While I knew where the notes were, and while I knew that I wanted to work through them, I did not feel strong enough to do so until about six months after John had died. Even then it was, to begin with, an extremely painful experience. I had not realised before just how evocative of personality handwriting can be. To begin with just reading the notes made me cry. Quite quickly, though, it became comforting, a way of feeling close to John while continuing with my work. Of course at times it was also a deeply frustrating experience. John’s handwriting was not easily legible at the best of times, and when he was scribbling down references on scraps of paper to remind himself of what he had found, it could become almost completely indecipherable. What made it worse was the abbreviations. John evidently had a whole catalogue of acronyms in his head that he regularly used, particularly for the titles of key sources. Some I worked out relatively quickly, but others, including A&O for Acts and Ordinances of the Interregnum flummoxed me for some time. On numerous occasions I sat and wept because I could not simply run downstairs to John’s study to ask him what a seemingly random series of letters meant. On the other hand when I finally worked out the meaning of a particular short-hand term, I felt a small rush of triumph as the cypher suddenly disclosed a whole raft of new information to follow up.

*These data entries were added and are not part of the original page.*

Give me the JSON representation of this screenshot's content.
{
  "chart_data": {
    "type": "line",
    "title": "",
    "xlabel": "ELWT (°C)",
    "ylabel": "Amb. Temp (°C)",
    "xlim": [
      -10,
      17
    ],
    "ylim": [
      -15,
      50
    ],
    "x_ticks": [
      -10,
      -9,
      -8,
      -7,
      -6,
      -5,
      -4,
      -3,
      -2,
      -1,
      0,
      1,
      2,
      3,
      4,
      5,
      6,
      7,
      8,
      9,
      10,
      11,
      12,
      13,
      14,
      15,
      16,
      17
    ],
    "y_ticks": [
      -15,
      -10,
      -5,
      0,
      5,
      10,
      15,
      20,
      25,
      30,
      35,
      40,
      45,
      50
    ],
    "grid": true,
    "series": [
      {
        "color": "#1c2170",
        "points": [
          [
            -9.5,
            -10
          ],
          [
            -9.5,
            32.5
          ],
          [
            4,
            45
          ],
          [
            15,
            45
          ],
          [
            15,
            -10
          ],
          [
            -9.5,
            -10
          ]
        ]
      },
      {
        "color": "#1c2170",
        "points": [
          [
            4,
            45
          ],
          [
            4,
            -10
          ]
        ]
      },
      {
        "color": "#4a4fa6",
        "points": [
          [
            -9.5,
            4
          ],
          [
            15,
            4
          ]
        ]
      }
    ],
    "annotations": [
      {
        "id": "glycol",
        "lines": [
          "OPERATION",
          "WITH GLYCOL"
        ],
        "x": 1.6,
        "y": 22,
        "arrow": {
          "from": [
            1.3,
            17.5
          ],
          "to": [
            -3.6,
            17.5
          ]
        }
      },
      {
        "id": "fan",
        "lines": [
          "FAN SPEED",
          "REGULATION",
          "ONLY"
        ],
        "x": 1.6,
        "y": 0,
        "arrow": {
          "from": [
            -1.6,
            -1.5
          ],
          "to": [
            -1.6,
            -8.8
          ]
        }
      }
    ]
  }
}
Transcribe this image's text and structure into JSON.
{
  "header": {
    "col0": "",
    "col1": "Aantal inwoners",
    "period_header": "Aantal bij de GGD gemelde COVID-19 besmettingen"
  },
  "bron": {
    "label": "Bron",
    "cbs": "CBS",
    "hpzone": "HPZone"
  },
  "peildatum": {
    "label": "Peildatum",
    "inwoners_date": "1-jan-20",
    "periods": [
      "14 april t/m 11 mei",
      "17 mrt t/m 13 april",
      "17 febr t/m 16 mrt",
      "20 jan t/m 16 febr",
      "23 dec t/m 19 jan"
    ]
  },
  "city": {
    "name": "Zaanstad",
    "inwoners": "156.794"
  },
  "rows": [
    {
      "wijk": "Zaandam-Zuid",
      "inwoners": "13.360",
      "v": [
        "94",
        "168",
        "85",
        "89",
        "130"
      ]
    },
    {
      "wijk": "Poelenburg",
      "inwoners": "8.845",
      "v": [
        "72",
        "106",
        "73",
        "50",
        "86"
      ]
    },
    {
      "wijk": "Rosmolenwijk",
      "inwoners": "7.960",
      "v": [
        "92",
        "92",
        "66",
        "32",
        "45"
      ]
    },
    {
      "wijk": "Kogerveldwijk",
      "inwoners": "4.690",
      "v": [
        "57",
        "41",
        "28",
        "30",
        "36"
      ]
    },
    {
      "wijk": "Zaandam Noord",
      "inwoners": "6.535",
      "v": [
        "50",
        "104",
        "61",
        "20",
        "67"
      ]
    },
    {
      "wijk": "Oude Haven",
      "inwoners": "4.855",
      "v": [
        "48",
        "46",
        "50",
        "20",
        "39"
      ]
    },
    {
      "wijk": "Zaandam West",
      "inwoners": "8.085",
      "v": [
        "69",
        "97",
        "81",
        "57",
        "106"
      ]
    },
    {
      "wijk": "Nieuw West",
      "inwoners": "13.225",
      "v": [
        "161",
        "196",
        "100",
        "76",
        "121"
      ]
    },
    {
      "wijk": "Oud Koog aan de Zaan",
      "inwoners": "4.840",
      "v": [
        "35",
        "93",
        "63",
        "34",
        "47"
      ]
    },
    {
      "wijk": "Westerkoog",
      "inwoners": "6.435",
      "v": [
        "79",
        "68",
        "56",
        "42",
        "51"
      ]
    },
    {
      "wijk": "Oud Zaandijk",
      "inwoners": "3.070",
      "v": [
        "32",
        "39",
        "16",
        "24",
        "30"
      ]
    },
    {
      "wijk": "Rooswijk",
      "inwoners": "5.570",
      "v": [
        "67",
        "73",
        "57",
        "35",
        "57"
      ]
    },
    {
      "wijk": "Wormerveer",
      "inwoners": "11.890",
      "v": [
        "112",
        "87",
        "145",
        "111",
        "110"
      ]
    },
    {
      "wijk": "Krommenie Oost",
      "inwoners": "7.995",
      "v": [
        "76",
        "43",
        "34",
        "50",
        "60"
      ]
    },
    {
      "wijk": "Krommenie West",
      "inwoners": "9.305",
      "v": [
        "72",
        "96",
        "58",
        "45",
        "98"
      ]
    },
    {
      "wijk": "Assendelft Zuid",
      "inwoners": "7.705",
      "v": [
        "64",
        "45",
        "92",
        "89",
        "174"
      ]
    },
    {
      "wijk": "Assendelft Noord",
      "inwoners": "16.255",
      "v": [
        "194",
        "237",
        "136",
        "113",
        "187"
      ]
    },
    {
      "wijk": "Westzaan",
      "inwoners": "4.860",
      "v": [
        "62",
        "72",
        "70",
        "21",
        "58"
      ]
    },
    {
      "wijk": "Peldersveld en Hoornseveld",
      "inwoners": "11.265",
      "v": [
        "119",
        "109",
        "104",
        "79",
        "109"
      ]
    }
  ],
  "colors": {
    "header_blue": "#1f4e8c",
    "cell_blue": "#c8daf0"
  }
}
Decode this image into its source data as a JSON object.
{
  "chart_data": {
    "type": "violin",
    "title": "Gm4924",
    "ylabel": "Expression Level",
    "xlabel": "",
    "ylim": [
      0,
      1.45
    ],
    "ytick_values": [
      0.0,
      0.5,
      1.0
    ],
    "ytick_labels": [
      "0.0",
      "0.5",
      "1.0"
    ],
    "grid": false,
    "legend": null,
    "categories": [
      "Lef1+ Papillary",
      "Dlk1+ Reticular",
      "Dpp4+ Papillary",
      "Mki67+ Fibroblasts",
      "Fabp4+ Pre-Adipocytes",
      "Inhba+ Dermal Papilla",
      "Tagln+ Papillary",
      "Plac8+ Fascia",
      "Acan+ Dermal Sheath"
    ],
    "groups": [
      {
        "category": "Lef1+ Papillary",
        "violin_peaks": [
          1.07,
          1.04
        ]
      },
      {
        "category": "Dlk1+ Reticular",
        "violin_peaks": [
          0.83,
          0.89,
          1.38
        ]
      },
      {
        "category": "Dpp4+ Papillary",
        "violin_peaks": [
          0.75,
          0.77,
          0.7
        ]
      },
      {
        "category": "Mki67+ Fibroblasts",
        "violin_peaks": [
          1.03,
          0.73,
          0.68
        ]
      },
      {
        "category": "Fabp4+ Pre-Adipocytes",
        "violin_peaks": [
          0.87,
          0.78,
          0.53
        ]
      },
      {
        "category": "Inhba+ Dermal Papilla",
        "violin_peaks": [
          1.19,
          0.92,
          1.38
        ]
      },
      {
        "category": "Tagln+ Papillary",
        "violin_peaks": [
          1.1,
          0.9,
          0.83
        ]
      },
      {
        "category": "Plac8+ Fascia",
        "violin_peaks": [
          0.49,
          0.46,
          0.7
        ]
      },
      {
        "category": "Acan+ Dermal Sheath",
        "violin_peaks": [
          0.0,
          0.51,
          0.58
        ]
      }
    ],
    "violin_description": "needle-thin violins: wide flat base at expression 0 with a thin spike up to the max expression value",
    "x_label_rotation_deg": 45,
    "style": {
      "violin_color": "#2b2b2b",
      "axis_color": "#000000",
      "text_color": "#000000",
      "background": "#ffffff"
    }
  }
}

Plaque commemorating James Harrington in Upton Church, Northants. Photograph by John Gurney.

Plaque commemorating James Harrington in Upton Church, Northants. Photograph by John Gurney.

As I slowly worked through John’s notes I began to realise that they could act as a bridge in another way too. They provided me with a whole new way of seeing Harrington: one that challenges the conventional republican reading of him and reveals previously hidden aspects of his life and thought for investigation. This new vision of Harrington has also led me to new formats and modes of communication, not least as a reflection of Harrington’s own playful and experimental attitude towards genre and form. This blog is just one facet of my exploration of this new territory. I will use it to present elements of my new interpretation of Harrington (though this will be developed in full in the book on which I am currently working). It will also be a vehicle for reflecting on the range of sources that I’m using in my research: what can be gained from them; and some of the quirky information I’ve found in them. Finally, it will allow me to log this journey that John set up for me, but which I must travel alone.